Augmenter le quantum des peines
Le président du Pays parle d’un « effort collectif et sociétal » pour faire face à une « problématique que le gouvernement ne peut pas résoudre seul ». Il a pourtant une partie des clés du problème, au travers de ses compétences en matière de jeunesse, d’éducation, de santé, et plus globalement de prévention.
Des compétences dont beaucoup de spécialistes du sujet, du côté des services de l’État notamment, estiment, même si la diplomatie institutionnelle éloigne souvent ce genre de considérations des micros, qu’elles ne sont pas assez mises en œuvre en ce qui concerne la lutte contre l’ice et les addictions de façon générale.
Moetai Brotherson, lui, n’hésite pas à pointer dans l’autre sens, et en appelle au Haut-commissaire Éric Spitz, à qui il a déjà fait savoir que « ce qui est fait aujourd’hui n’est pas suffisant ». Tout en félicitant les services de l’État pour les saisies réalisées ces derniers jours, il s’interroge sur ce qui passe au travers des mailles du filet.
Le discours s’adressait aussi, en creux, aux magistrats et au ministère de la Justice, puisque le président estime que les trafiquants ne peuvent être dissuadés qu’en augmentant les peines encourues ou réellement fixées par les tribunaux.
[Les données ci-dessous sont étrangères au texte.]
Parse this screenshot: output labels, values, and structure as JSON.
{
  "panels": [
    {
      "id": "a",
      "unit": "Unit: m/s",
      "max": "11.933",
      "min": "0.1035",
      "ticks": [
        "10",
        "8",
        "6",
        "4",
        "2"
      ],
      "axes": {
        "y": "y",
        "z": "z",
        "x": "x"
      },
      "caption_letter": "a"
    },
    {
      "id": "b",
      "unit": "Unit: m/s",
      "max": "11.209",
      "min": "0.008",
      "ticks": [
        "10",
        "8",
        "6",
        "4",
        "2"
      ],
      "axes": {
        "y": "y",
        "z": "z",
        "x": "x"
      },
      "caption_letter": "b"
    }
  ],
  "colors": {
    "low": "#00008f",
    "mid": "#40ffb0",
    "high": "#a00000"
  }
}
Une initiative qui risque d’être diversement accueillie par les avocats dont certains ont plusieurs fois dénoncé le fait que les peines prononcées en Polynésie sont déjà plus lourdes qu’au niveau national.
Qu’importe pour le président du pays qui précise qu’un vœu en ce sens sera formulé lors du prochain Conseil des ministres délocalisé, prévu ce mercredi à Raivavae, aux îles Australes. « Je ne sais pas si cela aboutira, mais nous comptons sur l’Assemblée pour relayer cette demande, ainsi que sur nos parlementaires pour porter ce sujet à Paris », affirme-t-il.
Des conseillers séduits
Des annonces imprécises, voire incertaines, qui ont toutefois fait réagir de nombreux représentants, unanimement favorables à ces initiatives. Parmi eux, Maiana Bambridge, responsable sociale de la Croix-Rouge, y voit une opportunité de poursuivre son programme de prévention des addictions, Turumono.
Ce programme, lancé en 2015, mis en sommeil en 2017, puis relancé en 2022, avait été arrêté l’an dernier, un an avant son terme. « On ne va pas gâcher les quelques personnes qui sont allées se former en France pour la prise en charge des addictions alors qu’elles sont là. On cherche des solutions et on essaie d’avancer. Donc, pour moi, c’est une grande satisfaction que des moyens soient consacrés à la guerre contre l’ice », se réjouit-elle.
Mere Trouillet, de la Fédération générale du commerce, Martine Nesa, représentante des pensions de famille, ou encore Christophe Plée, président de la Confédération des petites et moyennes entreprises, ont également exprimé leur soutien aux projets et à la volonté de fermeté du président. Ce dernier va même jusqu’à soupçonner qu’il pourrait « exister des choses ici pour fabriquer » de l’ice, une hypothèse qui -en ce qui concerne la production à grande échelle en tout cas- est régulièrement écartée par les enquêteurs spécialisés.
Tous les conseillers s’accordent à dire que le fléau de l’ice est une problématique de taille, qui nécessitera de gros moyens. Le Pays semble prêt à les mobiliser… mais il faudra attendre l’annonce des mesures concrètes. Moetai Brotherson a d’ailleurs prévenu que le Cesec serait sollicité sur plusieurs projets liés à cette lutte dans les mois à venir.